Generated by GPT-5-mini| EuroHPC Joint Undertaking | |
|---|---|
| Name | EuroHPC Joint Undertaking |
| Type | Joint undertaking |
| Founded | 2018 |
| Headquarters | Luxembourg |
| Area served | European Union |
EuroHPC Joint Undertaking The EuroHPC Joint Undertaking is a multinational initiative created to develop and deploy high-performance computing infrastructure and services across Europe. It coordinates investments, procurement, and research to deliver exascale and petascale supercomputing capabilities, working closely with national authorities, industry partners, research centers, and international initiatives. The initiative aligns with strategic objectives set by the European Commission, collaborates with European Investment Bank, and engages stakeholders including France, Germany, Italy, Spain, and Portugal.

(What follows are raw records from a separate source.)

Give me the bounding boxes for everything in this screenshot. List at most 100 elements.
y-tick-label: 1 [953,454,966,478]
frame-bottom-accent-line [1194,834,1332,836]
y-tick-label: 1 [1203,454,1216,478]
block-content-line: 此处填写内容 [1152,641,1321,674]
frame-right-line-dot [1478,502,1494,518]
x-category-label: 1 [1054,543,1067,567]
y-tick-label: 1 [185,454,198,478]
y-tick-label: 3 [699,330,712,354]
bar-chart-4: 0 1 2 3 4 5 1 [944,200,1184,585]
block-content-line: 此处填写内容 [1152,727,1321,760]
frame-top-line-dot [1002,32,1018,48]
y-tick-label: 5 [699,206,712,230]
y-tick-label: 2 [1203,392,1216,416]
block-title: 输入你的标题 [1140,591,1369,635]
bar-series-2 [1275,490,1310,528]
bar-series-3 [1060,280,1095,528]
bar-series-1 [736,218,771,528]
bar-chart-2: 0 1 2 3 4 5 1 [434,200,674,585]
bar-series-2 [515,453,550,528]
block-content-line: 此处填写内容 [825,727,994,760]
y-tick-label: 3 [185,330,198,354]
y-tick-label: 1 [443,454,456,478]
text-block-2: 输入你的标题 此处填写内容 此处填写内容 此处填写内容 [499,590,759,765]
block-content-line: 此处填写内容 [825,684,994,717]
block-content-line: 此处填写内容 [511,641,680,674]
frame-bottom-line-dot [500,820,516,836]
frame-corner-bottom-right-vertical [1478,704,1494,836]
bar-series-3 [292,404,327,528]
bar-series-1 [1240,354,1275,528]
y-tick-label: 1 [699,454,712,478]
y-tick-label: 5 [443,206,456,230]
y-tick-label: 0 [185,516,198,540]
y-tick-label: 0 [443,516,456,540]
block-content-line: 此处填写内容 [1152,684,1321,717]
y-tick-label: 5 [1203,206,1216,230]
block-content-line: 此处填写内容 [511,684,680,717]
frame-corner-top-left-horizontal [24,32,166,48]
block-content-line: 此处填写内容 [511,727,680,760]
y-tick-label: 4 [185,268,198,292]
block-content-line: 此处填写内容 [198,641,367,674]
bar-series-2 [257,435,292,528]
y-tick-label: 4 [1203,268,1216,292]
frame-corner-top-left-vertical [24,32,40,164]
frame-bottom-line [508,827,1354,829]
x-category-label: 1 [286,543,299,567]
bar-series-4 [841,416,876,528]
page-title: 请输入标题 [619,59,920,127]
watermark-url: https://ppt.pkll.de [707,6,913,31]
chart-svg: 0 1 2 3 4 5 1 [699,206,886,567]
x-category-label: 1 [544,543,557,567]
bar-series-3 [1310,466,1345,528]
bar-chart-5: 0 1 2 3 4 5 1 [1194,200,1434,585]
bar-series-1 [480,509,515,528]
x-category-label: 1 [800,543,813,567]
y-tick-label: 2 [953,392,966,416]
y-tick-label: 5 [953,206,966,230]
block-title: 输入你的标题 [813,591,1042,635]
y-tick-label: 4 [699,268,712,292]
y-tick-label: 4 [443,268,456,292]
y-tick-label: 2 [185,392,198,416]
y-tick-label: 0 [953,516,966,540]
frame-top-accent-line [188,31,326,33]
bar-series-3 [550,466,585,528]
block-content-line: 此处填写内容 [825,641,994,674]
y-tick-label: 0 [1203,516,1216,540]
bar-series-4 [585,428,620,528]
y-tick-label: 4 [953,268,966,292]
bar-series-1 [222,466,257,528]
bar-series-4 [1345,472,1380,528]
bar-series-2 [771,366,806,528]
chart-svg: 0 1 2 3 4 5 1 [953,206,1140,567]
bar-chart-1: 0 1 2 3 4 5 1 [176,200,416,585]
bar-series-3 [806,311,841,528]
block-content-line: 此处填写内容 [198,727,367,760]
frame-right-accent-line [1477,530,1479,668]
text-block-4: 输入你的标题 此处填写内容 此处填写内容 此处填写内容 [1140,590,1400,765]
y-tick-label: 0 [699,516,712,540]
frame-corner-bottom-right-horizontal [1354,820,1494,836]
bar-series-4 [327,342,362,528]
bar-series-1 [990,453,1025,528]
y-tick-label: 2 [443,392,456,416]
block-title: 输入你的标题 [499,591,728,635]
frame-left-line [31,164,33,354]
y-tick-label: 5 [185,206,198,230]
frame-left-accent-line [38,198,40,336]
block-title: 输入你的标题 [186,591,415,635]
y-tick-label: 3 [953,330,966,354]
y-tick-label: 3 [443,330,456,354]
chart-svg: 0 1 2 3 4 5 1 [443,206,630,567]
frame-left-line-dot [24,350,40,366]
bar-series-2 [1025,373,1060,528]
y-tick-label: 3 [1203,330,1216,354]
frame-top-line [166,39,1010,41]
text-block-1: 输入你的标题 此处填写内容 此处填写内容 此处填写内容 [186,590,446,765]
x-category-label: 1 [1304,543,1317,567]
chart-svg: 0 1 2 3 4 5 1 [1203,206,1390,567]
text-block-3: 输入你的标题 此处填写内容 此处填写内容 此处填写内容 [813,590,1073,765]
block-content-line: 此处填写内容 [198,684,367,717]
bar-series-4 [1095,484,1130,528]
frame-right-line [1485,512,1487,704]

EuroHPC brings together public entities and private partners to acquire, deploy, and operate supercomputers while fostering an ecosystem of HPC4EU providers, national research centers like Jülich Research Centre, and technology vendors such as Intel Corporation, NVIDIA, AMD, Arm Holdings, and Atos. The undertaking supports applications in climate modeling used by ECMWF, materials science linked to CERN, drug discovery associated with European Molecular Biology Laboratory, and artificial intelligence projects involving DeepMind and OpenAI. It coordinates with policy frameworks including the Digital Single Market and programmes such as Horizon 2020, Horizon Europe, Connecting Europe Facility, and initiatives tied to European Green Deal targets.
The Joint Undertaking was established by legal decision following political discussions in the European Parliament and among member states, building on earlier cooperation between institutions like PRACE and projects funded under Framework Programmes for Research and Technological Development. Early milestones involved procurement rounds announced after consultations with national research infrastructures including CNRS, CSIC, and CINECA. Key events included memoranda and declarations negotiated during summits attended by representatives from Council of the European Union, European Council, and ministers from countries including Belgium, Netherlands, and Sweden.
Governance is structured with a Governing Board that includes representatives from the European Commission, contributing states, and private members including global technology companies and research organizations like Fraunhofer Society and TÜV Rheinland. Membership comprises participating states such as Poland, Greece, and Finland, associated states like Switzerland and partner entities from Norway engaged through agreements. Operational oversight interfaces with national agencies such as ANR (France), DFG (Germany), and procurement bodies similar to Italy's Consip.
Funding combines contributions from the European Union budget, national budgets of participating states, and investments from private partners and industry consortia including EuroHPC JU members. Financial instruments include grants under Horizon Europe and public procurement frameworks aligned with rules from the Court of Auditors and financial oversight from the European Investment Bank. Budget allocations have supported procurements, research calls, and center operations involving entities such as Barcelona Supercomputing Center and GCS (Gauss Centre for Supercomputing).
EuroHPC has overseen procurements and installations of pre-exascale and petascale systems hosted at centers like CINECA, BSC, Jülich Supercomputing Centre, CSC — IT Center for Science, and CINECA MARCONI. Projects include procurements of architectures from vendors like HPE, Lenovo, Dell Technologies, and accelerators from NVIDIA and Xilinx. Infrastructure supports workflows for organizations such as European Space Agency and large-scale consortia like ELIXIR for bioinformatics, providing capacity for simulations used by IPCC authors and engineering design work for companies like Airbus and BMW.
The undertaking funds R&I actions connecting academic institutions such as ETH Zurich, University of Cambridge, KU Leuven, and Technical University of Munich with industry partners including Siemens and Philips. Calls target exascale software stacks, performance portability involving projects like OpenMP and MPI, and domain-specific applications in computational chemistry used by Max Planck Society groups and genomics pipelines supported by European Genome-phenome Archive. Training and skills initiatives collaborate with networks such as EOSC and accreditation bodies exemplified by EIT Digital.
Challenges include supply-chain resilience tied to suppliers like TSMC and geopolitical constraints involving relations with United States and China, energy consumption concerns relevant to grids managed by operators like ENTSO-E, and workforce capacity requiring talent pipelines from universities and vocational programs allied with Erasmus+. Future plans emphasize expansion toward exascale targets, stronger links with climate and energy projects under European Green Deal, interoperability with European Open Science Cloud, and enhanced partnerships with industrial players such as Schneider Electric and ABB to improve sustainability and uptake.